Nanoscale enables a broad range of electromechanical coupling mechanisms that are forbidden or are negligible in the materials. We conduct a theoretical study of the electromechanical response of thin paraelectric films with mobile vacancies (or ions) paradigmatic for capacitor-type measurements in x-ray scattering, piezoresponse force microscopy (PFM), and electrochemical strain microscopy (ESM). Using a quantum paraelectric SrTiO${}_{3}$ (STO) film as a model material with well-known electromechanical, electronic, and electrochemical properties, we evaluate the contributions of electrostriction, Maxwell stress, flexoelectric effect, deformation potential, and compositional Vegard strains caused by mobile vacancies (or ions) and electrons to the electromechanical response.
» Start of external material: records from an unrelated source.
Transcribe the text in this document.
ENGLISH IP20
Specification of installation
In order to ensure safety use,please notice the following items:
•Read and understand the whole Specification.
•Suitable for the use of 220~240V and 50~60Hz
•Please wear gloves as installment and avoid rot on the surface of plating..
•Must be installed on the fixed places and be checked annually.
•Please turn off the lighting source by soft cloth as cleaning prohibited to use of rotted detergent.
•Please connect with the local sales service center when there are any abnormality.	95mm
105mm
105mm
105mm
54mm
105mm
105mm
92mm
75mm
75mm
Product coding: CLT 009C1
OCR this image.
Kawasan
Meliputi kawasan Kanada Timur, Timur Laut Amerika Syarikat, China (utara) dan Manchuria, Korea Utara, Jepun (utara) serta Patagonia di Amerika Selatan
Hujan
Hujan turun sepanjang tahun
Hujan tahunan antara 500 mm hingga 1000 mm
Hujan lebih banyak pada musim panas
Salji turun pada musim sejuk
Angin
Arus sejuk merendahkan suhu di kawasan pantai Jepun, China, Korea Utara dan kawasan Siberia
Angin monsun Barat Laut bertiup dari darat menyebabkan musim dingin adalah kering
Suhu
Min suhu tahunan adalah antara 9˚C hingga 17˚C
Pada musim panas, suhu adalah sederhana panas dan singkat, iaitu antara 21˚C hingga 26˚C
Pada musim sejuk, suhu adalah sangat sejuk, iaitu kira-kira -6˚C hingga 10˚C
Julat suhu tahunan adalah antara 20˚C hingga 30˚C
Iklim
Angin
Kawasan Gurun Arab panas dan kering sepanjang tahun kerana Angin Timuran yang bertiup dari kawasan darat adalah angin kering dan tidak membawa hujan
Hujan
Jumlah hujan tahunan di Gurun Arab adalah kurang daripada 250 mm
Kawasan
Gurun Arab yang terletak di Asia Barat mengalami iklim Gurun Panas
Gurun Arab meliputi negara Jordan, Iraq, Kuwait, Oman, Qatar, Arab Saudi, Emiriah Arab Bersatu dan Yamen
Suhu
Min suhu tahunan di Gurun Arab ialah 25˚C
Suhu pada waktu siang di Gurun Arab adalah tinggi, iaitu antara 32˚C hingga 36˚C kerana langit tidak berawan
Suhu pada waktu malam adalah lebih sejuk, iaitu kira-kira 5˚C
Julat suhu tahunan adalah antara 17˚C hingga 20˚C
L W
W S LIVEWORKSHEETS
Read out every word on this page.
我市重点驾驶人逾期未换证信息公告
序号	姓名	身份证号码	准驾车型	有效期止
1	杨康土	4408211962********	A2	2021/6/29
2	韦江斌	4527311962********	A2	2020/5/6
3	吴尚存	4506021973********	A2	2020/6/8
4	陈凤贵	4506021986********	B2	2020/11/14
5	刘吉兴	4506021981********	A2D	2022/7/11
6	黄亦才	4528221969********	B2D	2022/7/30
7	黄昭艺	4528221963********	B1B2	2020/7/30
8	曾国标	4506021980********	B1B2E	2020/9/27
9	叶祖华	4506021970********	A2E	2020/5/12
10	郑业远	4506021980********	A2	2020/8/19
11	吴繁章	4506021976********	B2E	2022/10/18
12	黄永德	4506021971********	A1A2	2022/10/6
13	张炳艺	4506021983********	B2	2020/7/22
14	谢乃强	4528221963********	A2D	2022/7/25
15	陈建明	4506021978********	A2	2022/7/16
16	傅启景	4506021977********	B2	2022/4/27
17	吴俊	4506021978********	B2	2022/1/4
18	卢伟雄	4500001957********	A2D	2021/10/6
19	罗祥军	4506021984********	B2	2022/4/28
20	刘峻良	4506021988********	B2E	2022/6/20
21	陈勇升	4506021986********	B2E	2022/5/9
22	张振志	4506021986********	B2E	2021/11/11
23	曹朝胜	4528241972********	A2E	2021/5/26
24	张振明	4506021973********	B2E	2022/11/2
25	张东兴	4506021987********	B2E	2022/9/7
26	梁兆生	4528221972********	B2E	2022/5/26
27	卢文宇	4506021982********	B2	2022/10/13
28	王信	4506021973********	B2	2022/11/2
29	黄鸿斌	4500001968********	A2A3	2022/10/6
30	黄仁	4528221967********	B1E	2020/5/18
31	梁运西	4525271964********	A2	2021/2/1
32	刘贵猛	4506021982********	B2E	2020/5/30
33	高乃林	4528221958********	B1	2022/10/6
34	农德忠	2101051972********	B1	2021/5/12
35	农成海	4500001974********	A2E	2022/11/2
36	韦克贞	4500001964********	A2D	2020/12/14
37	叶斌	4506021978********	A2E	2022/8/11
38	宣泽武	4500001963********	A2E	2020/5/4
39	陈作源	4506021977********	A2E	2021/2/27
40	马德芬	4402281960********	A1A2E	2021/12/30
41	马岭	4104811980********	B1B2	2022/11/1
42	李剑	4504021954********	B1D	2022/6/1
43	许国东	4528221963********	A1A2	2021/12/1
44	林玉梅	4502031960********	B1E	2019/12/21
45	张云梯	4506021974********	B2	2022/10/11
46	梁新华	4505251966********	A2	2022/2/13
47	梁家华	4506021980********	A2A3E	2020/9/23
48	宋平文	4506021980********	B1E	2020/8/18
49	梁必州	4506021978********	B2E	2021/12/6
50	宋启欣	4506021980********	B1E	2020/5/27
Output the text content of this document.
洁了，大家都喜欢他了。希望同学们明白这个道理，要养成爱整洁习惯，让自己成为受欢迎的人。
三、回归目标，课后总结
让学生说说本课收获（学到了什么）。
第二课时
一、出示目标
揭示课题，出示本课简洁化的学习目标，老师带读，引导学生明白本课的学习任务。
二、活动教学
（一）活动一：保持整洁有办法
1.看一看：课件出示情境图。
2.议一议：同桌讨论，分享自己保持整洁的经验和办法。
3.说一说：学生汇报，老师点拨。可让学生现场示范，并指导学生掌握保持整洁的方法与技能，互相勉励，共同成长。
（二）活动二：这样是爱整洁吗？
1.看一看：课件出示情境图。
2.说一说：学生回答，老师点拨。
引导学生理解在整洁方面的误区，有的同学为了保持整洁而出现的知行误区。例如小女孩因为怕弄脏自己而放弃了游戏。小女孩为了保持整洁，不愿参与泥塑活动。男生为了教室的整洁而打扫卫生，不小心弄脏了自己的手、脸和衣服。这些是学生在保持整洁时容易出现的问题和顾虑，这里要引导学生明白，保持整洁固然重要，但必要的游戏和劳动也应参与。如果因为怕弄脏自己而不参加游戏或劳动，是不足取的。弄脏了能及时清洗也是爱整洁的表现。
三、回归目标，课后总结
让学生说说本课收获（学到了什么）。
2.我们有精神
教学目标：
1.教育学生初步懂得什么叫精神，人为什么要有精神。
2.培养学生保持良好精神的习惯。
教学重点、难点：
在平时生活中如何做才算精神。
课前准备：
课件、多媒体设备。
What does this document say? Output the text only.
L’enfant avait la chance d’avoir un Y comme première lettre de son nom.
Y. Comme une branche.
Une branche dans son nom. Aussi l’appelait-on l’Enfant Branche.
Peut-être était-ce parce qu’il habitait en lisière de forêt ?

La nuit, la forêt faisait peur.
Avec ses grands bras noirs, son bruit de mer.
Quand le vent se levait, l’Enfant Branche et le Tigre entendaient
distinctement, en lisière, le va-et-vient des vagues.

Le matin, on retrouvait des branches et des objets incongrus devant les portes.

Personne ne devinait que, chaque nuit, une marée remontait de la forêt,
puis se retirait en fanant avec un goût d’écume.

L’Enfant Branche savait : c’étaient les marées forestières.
The local electromechanical response manifests strong size effects, the scale of which is determined by the ratio of the STO film thickness and PFM/ESM tip size to the carriers' screening radius. Due to the strong dielectric nonlinearity effect inherent in quantum paraelectrics, the dependence of the STO film electromechanical response on the applied voltage demonstrates a pronounced crossover from the linear to the quadratic law and then to the sublinear law with a factor of 2/3 under the voltage increase. The temperature dependence of the electromechanical response as determined by the interplay between the dielectric susceptibility and the screening radius is nonmonotonic and has pronounced maxima, the position and width of which can be tuned by film thickness. This paper provides a comparative framework for the analysis of electromechanical coupling in the nonpiezoelectric nanosystems.